Wiza: Płatna na miejscu, w dolarach. Można też ubiegać się o e-wizę tutaj. Wizy są 30 dniowe, uprawniają do jednego wjazdu. Jak byliśmy to wiza na miejscu wychodziła taniej niż e-wiza.

Przepisy celne: Zakaz wwozu dewiz powyżej 10 tysięcy USD, mają też czasowe i zmieniające się przepisy dotyczące lekarstw, broni czy kości słoniowej (te ostatnie to tylko w kwestii kar). Zakazany jest też wywóz oryginalnych khmerskich dzieł sztuki.

Prawo i obyczaje: Należy mieć zawsze ze sobą dokument tożsamości. Nie wolno robić zdjęć obiektom strategicznym – wojskowym, rządowym, dworcom, lotniskom i mostom. W świątyniach, także zabytkach, należy mieć strój zakrywający ramiona i nogi – krótkie topy i nogawki są zabronione. Nie należy robić zdjęć pozowanych lub selfie z wizerunkami Buddy.

Dni wolne: Sobota, niedziela.

Drony: Zabronione jest latanie nad historycznymi świątyniami, całym obszarem Angkoru czy Phnom Penh. Pozostałe regulacje są niedookreślone i latanie wymaga konsultacji z zarządem lotnictwa cywilnego w Kambodży.

Bezpieczeństwo w Kambodży

Szczepienia wymagane: Nie są wymagane. Zalecane szczepienia to przeciw japońskiemu zapaleniu mózgu (obszar między innymi Siem Reap i Phnom Penh), wścieklizna (liczne małpy), dur brzuszny, wirusowe zapalenie wątroby, krztusiec, tężec, błonica.

Choroby: Miejscami, zwłaszcza w okresie deszczowym, występuje zagrożenie malaryczne (poza stolicą i Angkor, za to występuje w Siem Reap). Ze względu na zróżnicowane szczepy o różnej odporności na leki, należy odwiedzić lekarza medycyny podróży i poinformować o miejscach, które zamierzamy zwiedzać. Oprócz tego to przede wszystkim denga, należy się także wystrzegać kontaktu gołej skóry z ziemią, czy błotem (możliwość przenikania chorobotwórczych ameb).

Bezpieczeństwo kryminalne i polityczne: O ile dziś jest to dość bezpieczny kraj, naprawdę spokojny nawet jak na tę część świata, to pozostałości po Czerwonych Khmerach wciąż dają o sobie znać. Jednym z przykładów są miny.

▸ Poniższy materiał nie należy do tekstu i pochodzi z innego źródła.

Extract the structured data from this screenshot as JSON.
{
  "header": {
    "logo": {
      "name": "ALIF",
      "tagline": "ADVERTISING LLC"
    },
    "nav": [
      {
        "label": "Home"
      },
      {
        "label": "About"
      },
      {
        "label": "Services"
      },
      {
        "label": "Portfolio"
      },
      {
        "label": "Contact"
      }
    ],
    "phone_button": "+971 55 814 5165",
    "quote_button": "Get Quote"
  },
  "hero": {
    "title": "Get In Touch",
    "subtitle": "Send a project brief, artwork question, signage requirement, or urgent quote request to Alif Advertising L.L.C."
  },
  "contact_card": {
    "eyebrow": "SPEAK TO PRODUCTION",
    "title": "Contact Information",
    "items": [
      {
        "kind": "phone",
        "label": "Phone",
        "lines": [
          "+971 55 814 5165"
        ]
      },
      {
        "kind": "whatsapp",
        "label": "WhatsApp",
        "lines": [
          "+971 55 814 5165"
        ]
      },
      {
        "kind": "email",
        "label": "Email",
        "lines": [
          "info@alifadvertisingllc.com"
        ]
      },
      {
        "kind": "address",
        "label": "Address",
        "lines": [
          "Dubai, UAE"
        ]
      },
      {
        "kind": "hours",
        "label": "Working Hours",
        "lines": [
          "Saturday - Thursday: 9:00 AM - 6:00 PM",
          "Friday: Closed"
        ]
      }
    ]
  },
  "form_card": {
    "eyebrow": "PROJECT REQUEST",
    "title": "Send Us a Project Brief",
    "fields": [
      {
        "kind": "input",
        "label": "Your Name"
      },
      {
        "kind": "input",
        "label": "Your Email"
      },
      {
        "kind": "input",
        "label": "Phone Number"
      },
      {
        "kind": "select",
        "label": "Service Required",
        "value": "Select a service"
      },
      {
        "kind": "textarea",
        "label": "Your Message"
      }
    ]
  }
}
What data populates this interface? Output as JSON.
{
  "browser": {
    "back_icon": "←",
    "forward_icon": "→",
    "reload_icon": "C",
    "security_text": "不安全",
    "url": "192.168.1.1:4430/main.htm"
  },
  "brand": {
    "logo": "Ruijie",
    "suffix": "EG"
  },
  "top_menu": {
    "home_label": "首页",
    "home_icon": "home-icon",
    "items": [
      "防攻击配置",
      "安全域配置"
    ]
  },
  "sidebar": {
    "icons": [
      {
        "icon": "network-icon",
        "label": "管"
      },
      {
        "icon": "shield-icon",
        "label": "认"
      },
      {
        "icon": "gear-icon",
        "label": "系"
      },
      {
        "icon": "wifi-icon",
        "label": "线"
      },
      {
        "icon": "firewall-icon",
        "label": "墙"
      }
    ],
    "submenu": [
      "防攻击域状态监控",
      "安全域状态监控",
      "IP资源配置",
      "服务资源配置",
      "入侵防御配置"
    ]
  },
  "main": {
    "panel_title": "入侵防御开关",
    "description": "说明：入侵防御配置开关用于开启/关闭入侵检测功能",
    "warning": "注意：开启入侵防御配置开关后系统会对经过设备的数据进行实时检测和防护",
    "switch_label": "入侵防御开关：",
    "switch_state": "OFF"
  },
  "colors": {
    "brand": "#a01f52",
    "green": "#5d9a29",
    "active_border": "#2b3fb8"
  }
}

Wciąż jest wiele miejsc, które nie zostały odminowane, więc wciąż zdarzają się ofiary. Nawet w okolicy Siem Reap działają firmy, wykorzystujące specjalnie szkolone szczury do pomocy w odnajdywaniu tych min. Szczęśliwie miejsca typowo turystyczne są raczej bezpieczne.

W teorii sytuacja polityczna może się wymknąć spod kontroli z powodu protestów, ale w ostatnich latach wygląda na to, że idzie to w stronę uspokojenia.

Bezpieczeństwo naturalne: Tu podobnie jak w Tajlandii. Największy problem to brak odpowiedniego przygotowania się na pogodę, czy to upał, czy deszcze. Reszta to przede wszystkim zjawiska nietypowe jak tsunami.

Kambodża: Płatności

Waluta: Reil kambodżański (KHR, ៛), który dzieli się na 100 senów. Ale zwłaszcza w okolicy Siem Reap to dolar jest właściwą walutą dla turystów.

Płatności kartą i bankomaty: Bankomaty są dostępne, ale pobierają prowizję. Natomiast płatności kartą mogą być trudne. Nie są wszędzie rozpowszechnione i raczej już nie będą. Wszystko za sprawą płatności mobilnych – QR kodem, podobnie jak w Tajlandii.

Napiwki: Znów nie ma jednolitych reguł. W turystyce zorganizowanej, masowej raczej są wymagane w wysokości 10-15%. Natomiast jadąc na własną rękę, to chyba tylko jako wynagrodzenie za naprawdę dobrze wykonaną usługę, wówczas uznaniowo. Biorąc pod uwagę, że to tani kraj, to raczej wykroczy to ponad te 15%.

Ceny ogólnie: Pomijając wejściówki do głównych zabytków, ceny nie są wygórowane. Wręcz przeciwnie, w porównaniu z Tajlandią widać sporą różnicę (Tajlandia jest nieporównywalnie droższa), a Kambodża, czyli ceny jedzenia, hoteli czy transportu naprawdę tania.

Prąd i komunikacja w Kambodży

Internet: Kupiliśmy kartę SIM w Kambodży (jedyną jaka była na lotnisku) i to dawało nam to dostęp do Internetu.

Telefony: Roaming niedostępny (przynajmniej w Plusie).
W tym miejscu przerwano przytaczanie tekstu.